Energy efficiency: gasoline, electric, and hydrogen car

Imagine that you bought three pounds of vegetables, and immediately threw out two before starting to cook with the remaining pound.

Crazy, right?

But something like that is exactly what you do every time you put gas into your car's tank: about 70% of the energy in the gasoline gets wasted as heat, and only 30% is put out by the engine to move things.

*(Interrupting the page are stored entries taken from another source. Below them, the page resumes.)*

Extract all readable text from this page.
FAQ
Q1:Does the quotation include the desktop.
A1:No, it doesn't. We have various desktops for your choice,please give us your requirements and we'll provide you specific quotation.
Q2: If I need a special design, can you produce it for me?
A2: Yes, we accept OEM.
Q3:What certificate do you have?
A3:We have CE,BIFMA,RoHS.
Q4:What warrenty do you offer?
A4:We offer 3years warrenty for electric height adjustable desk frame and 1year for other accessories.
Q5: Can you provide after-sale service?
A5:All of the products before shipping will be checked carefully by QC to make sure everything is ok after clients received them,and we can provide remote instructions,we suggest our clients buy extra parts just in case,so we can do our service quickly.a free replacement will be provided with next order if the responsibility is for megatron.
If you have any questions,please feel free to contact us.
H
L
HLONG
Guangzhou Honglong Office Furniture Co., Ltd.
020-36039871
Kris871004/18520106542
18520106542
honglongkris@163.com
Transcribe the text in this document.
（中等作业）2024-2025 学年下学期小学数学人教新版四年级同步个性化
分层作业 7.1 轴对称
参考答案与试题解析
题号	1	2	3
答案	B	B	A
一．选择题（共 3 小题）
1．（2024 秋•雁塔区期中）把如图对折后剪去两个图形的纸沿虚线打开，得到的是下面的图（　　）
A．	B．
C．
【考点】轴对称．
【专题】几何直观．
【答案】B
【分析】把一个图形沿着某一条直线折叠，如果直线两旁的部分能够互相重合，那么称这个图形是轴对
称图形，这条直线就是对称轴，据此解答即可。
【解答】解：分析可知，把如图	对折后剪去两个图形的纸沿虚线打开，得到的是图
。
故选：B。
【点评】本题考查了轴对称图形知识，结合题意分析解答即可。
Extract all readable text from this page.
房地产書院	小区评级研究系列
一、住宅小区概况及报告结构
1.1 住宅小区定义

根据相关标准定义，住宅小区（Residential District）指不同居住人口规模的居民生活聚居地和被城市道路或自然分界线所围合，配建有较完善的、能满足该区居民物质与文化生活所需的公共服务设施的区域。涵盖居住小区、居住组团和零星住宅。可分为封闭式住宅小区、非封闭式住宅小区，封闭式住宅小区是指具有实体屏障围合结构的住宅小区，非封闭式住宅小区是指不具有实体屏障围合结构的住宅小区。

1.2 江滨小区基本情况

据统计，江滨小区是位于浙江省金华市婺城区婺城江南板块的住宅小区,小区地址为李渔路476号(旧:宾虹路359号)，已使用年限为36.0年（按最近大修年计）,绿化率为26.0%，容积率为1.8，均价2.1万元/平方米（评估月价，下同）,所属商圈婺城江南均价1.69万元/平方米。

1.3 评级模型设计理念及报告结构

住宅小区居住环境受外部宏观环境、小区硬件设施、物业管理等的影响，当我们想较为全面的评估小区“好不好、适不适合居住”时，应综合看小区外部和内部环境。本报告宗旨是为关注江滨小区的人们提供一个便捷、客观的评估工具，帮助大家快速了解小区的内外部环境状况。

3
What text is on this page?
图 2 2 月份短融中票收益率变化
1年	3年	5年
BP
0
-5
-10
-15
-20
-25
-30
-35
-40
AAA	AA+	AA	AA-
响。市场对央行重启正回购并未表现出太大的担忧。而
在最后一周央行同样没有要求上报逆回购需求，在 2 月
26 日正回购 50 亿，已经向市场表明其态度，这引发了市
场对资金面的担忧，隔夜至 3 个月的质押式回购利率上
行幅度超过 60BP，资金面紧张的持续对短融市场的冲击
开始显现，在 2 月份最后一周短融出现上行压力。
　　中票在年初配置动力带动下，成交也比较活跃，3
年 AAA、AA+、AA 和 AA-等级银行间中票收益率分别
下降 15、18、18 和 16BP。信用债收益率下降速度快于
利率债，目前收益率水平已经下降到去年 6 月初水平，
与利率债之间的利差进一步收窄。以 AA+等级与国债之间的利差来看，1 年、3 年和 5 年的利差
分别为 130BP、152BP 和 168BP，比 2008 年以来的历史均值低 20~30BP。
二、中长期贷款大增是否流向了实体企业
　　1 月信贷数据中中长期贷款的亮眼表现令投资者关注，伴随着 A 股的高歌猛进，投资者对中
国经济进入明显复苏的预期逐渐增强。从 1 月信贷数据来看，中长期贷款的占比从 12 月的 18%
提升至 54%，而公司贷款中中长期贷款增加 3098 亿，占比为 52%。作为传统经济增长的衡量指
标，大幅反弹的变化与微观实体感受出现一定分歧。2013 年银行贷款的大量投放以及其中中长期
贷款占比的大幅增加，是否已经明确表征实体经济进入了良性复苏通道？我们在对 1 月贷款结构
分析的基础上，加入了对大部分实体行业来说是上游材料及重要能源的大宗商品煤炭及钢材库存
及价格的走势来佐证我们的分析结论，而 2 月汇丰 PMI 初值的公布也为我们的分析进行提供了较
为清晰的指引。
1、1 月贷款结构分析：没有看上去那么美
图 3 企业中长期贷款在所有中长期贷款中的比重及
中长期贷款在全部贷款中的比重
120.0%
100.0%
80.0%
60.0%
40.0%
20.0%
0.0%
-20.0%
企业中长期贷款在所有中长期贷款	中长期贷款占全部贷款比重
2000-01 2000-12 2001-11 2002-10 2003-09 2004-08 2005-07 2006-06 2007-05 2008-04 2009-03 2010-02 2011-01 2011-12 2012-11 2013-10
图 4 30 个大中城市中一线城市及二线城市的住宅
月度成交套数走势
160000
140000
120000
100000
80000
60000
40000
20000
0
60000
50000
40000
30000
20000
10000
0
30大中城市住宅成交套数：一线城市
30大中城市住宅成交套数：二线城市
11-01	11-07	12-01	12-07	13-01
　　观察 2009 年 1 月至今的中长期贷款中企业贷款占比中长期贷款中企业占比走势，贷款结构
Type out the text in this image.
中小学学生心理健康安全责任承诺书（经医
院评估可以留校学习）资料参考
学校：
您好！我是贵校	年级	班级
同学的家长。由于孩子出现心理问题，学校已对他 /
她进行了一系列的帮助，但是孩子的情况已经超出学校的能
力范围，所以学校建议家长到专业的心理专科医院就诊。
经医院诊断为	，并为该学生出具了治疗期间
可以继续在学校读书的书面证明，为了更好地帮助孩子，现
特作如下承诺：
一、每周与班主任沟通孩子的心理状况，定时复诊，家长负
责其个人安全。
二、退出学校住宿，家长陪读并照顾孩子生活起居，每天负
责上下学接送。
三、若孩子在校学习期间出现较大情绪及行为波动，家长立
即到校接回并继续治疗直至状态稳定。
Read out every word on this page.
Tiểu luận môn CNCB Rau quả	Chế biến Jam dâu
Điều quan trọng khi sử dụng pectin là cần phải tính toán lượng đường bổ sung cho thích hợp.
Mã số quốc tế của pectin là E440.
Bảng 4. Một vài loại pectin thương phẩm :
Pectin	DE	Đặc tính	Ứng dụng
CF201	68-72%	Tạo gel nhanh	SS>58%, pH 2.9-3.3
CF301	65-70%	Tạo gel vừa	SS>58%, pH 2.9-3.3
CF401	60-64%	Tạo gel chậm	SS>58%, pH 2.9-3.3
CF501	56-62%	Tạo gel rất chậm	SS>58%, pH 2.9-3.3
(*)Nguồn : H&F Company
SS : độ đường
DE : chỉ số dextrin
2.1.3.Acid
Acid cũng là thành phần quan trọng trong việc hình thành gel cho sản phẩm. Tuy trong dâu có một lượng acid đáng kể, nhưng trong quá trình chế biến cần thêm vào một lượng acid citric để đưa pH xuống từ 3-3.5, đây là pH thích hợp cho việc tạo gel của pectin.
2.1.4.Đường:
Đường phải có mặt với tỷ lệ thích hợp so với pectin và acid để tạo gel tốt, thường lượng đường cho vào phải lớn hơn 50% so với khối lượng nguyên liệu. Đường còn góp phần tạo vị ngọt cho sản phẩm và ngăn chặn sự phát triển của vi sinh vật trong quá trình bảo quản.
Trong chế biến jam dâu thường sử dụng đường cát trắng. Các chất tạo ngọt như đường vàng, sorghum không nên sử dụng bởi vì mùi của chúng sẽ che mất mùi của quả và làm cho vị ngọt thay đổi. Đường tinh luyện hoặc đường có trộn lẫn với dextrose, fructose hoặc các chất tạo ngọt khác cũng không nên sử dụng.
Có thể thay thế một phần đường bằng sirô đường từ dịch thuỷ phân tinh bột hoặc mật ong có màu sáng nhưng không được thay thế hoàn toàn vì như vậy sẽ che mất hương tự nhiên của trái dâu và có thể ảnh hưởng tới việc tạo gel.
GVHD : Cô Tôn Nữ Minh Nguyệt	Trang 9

Where the energy goes in a car, froman interactive graphic at fueleconomy.gov

But it gets worse than that: There are mechanical losses at every step of the drivetrain from things like friction and inefficiencies. So in the end, only 16 - 25 % of the energy you poured into the gas tank goes into moving the wheels, and your car, forward. In the end, it's more like buying five to six pounds of vegetables to end up cooking only one pound.

Sounds like a rip-off to me.

For electric cars or EVs, a large range of efficiencies are quoted, but fuelefficiency.gov says EVs convert over 65 - 69 % of the electrical energy from the grid to power at the wheels, and if you include regenerative braking, where the energy from forward motion gets put back into the battery, that efficiency goes up to 87 - 91 %.

That's more like it!

I get that 9-13% of my vegetables could be peels, stems and other inedible parts, and I can live with not putting those in my cooking.

Incidentally, hydrogen cars are almost as bad as fossil fueled cars, efficiency wise. The electricity to wheels efficiency is only around 34 - 37 %. That's a little better than that of a car with an internal combustion engine, but it really can't compete with the efficiency of a battery EV. And if the hydrogen comes from the cracking of methane (also called "natural" gas) powered by a coal plant, then the hydrogen car is worse than useless from a climate point of view. Did I mention that hydrogen is a corrosive gas that attacks metals and causes cracks? And that it's highly flammable? Hydrogen cars are only a thing in the minds of fossil fuel directors who are hoping to keep selling their fossil gas.

That's why my next car will be an EV.